May 6, 2019 | Updates

Washington Post Ed Board: “No Matter What Sanders Says, There’s No Medicare-For-All Without Tradeoffs”

WASHINGTON – As U.S. Senator Bernie Sanders (I-Vt.) continues to face tough questions about the high costs and unaffordable middle-class tax hikes associated with his Medicare for all legislation, the editorial board of The Washington Post writes that “in reality, Medicare-for-all is not the only way to get to universal coverage; it is just the highly disruptive one Mr. Sanders prefers.  In doing so, he deeply mischaracterizes how difficult adopting it would be.  A Congressional Budget Office analysis released Wednesday underscores why.” 

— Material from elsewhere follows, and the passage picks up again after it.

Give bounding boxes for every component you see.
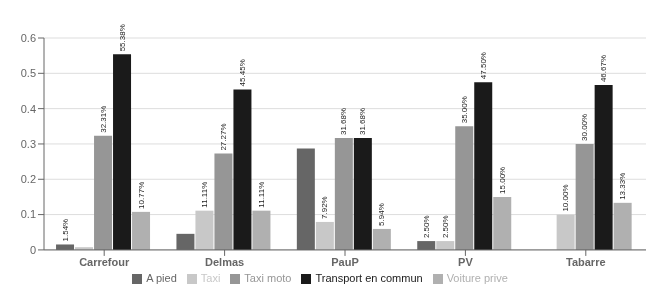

The CBO’s nonpartisan analysts found the consequences “difficult to predict” because all they had to rely on were experiences from “previous changes that were much smaller in scale.”  One thing that was clear: Many of the massive numbers of Americans employed under the current system would have to find new jobs.  Under a Sanders-style system, the employer-based health-care plans that most non-elderly Americans use would also be eliminated … Combining low doctor payments and generous benefits, the CBO report says, would create a cascade of problems: “a shortage of providers, longer wait times, and changes in the quality of care, especially if patient demand increased substantially because many previously uninsured people received coverage and if previously insured people received more generous benefits.”  Many might be willing to sacrifice the access and perks insured Americans now enjoy in return for cutting administrative hassle and covering more people.  But that is not the future Mr. Sanders is selling. He describes a system with practically no trade-offs.  Such a system does not exist.